NEW YORK - Life isn't just for the young, and neither is life insurance.
About 60% of 1,000 people close to retirement said they needed life insurance to provide for a dependent such as a child after their death, according to a survey released this month by Prudential Insurance Company of America in Newark, N.J.
About 17% of those surveyed said they needed the insurance to provide for an elderly parent under their care.
"Retirement and the empty nest don't always coincide anymore," said Maria Umbach, vice president of marketing for individual life insurance for Prudential.
With more Americans marrying later, having children later or caring for elderly parents, many people in their 60s are better off holding on to - or even adding to - their current coverage than cashing in on it, she said.
A safety net
Prudential describes the period spanning from five years before a client retires to five years after they retire as the retirement "red zone," in which they may still need insurance to replace lost income.
"Many retirees have saved under $100,000 and are loaded with debt and won't be able to make it financially without life insurance if they lose their partner," said Robert Hanten, president of Solidarity Financial Inc. in Golden Valley, Minn., who manages $10 million.
That said, the need for life insurance among older individuals should be considered on a case-by-case basis, said Frank Congemi, a financial gerontologist in Forest Hills, N.Y.
"To sell insurance to everyone in those age brackets with [still having dependents] as the only criterion would not be correct," he said.
Retirees with whole-life-insurance policies generally keep those policies instead of canceling them and taking the cash value - even those who haven't built up a retirement nest egg, said Lee Derrick, an insurance planner with Towson, Md.-based First Financial Group.
Those who do want to extract some of that money, however, can enter into an arrangement with the insurance company that allows them to borrow the money representing their investment gains. That way, there is no taxable event.
"If they canceled the policy and took the cash, there would be a huge tax bill on the growth part of the account that's in excess of their basis," Mr.
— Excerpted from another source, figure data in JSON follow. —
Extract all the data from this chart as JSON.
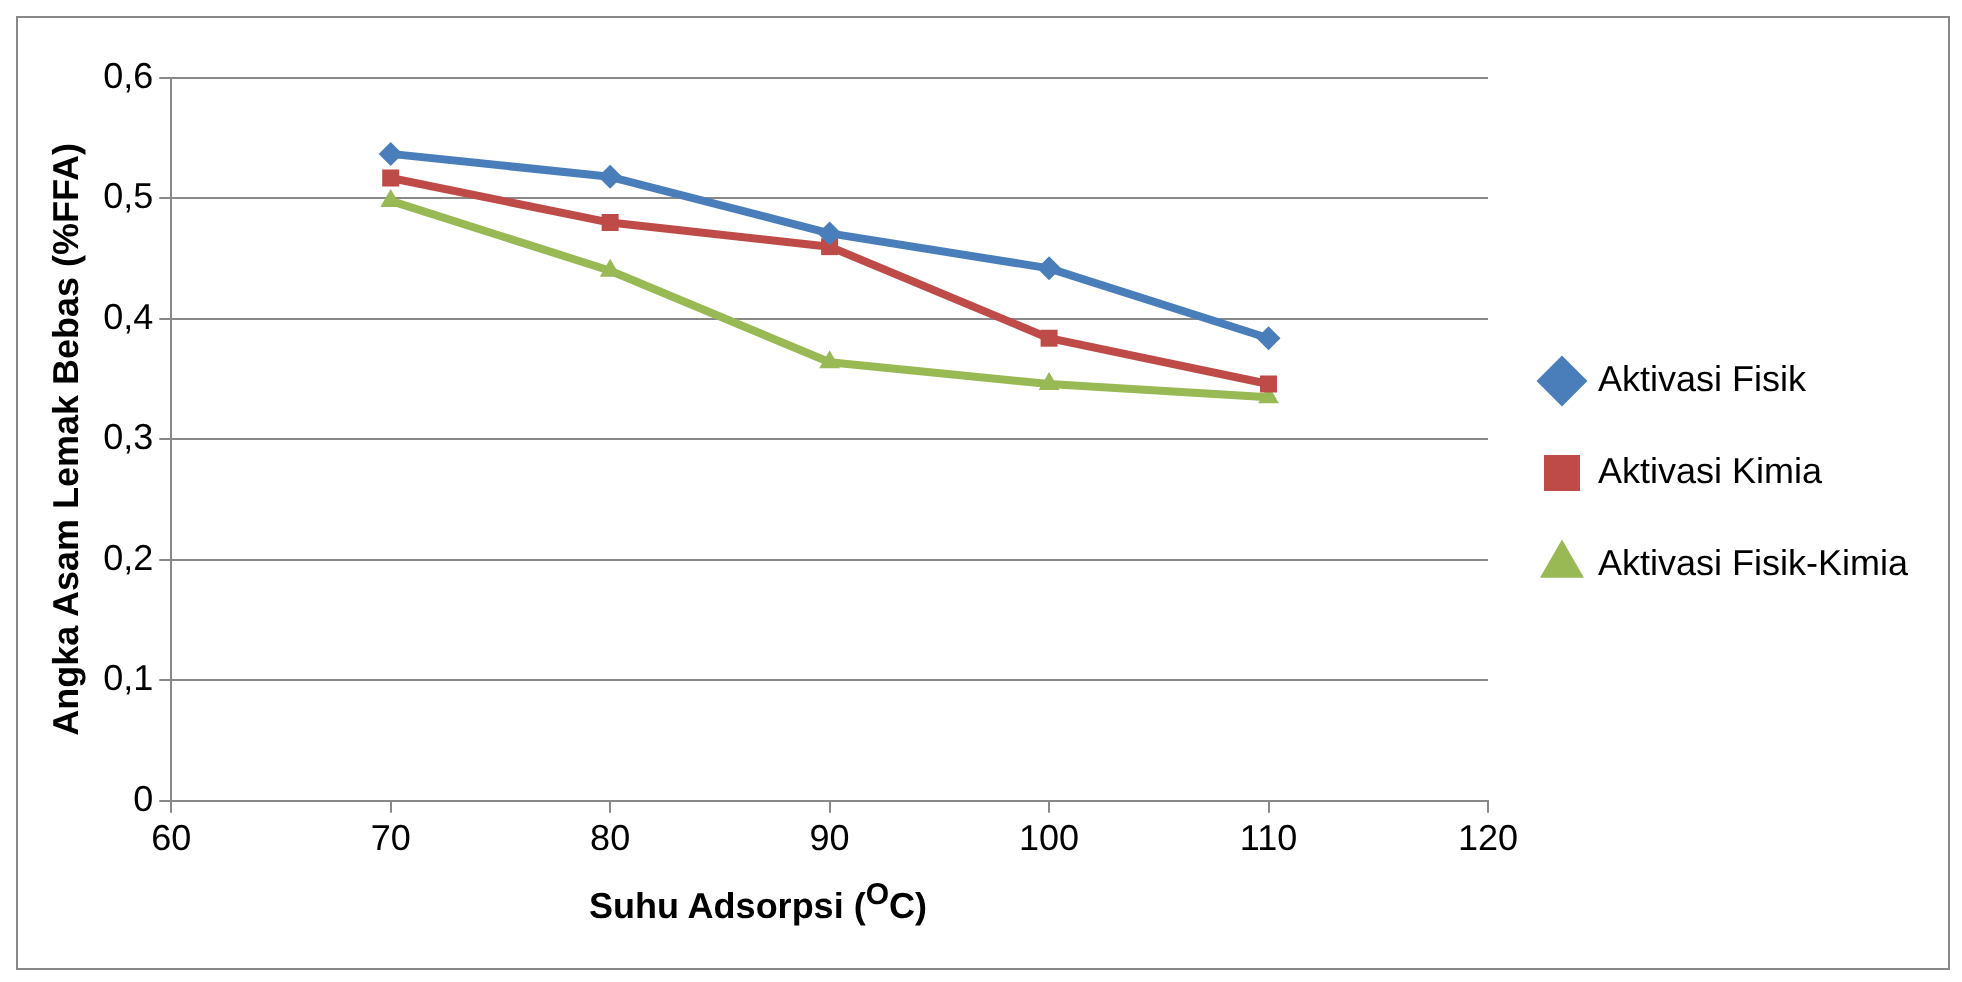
{
  "chart_data": {
    "type": "line",
    "xlabel": "Suhu Adsorpsi ($^{O}$C)",
    "ylabel": "Angka Asam Lemak Bebas (%FFA)",
    "x": [
      70,
      80,
      90,
      100,
      110
    ],
    "series": [
      {
        "name": "Aktivasi Fisik",
        "color": "#4a7ebb",
        "marker": "diamond",
        "values": [
          0.537,
          0.518,
          0.471,
          0.442,
          0.384
        ]
      },
      {
        "name": "Aktivasi Kimia",
        "color": "#be4b48",
        "marker": "square",
        "values": [
          0.517,
          0.48,
          0.46,
          0.384,
          0.346
        ]
      },
      {
        "name": "Aktivasi Fisik-Kimia",
        "color": "#98b954",
        "marker": "triangle",
        "values": [
          0.498,
          0.44,
          0.364,
          0.346,
          0.335
        ]
      }
    ],
    "xlim": [
      60,
      120
    ],
    "xticks": [
      60,
      70,
      80,
      90,
      100,
      110,
      120
    ],
    "ylim": [
      0,
      0.6
    ],
    "yticks": [
      0,
      {
        "value": 0.1,
        "label": "0,1"
      },
      {
        "value": 0.2,
        "label": "0,2"
      },
      {
        "value": 0.3,
        "label": "0,3"
      },
      {
        "value": 0.4,
        "label": "0,4"
      },
      {
        "value": 0.5,
        "label": "0,5"
      },
      {
        "value": 0.6,
        "label": "0,6"
      }
    ],
    "grid": "y",
    "legend": "right",
    "line_style": "solid"
  }
}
Derrick said.
Life insurance can also be used by retirees to replace a shrinking inheritance for their children, said Dan Taylor, president of Wealth Capital Group, a Charlotte, N.C., firm offering financial advisory services to the wealthy.
"Much of the inheritance [the retirees] planned to leave may be absorbed in health-care costs or by just the simple fact that they are going to live longer," said Mr. Taylor, who also offers Advisor Freedom, a consulting service for financial advisers.
Life insurance may also be the only way the children can guarantee that they recover money that they have spent on their parents' care, he added.
"Before my father died, he knew that he would run out of money - that his care would have to be subsidized - so he left us life insurance in a trust for me and my siblings," Mr. Taylor said.
The tax-free death benefits can also be used to replace all or part of a deceased spouse's pension or Social Security benefits, or to pay off mortgages or other debt, according to Ms. Umbach.
Retirees buying new policies may find that term insurance is unavailable or too expensive because of their age, she said.
So they may want to consider universal life insurance or other products that can be written for older age groups, Ms. Umbach added.
"Some companies are issuing term insurance to age 100 that is priced like whole life, or selling term life hybrid policies to the retiree market," Mr. Taylor said.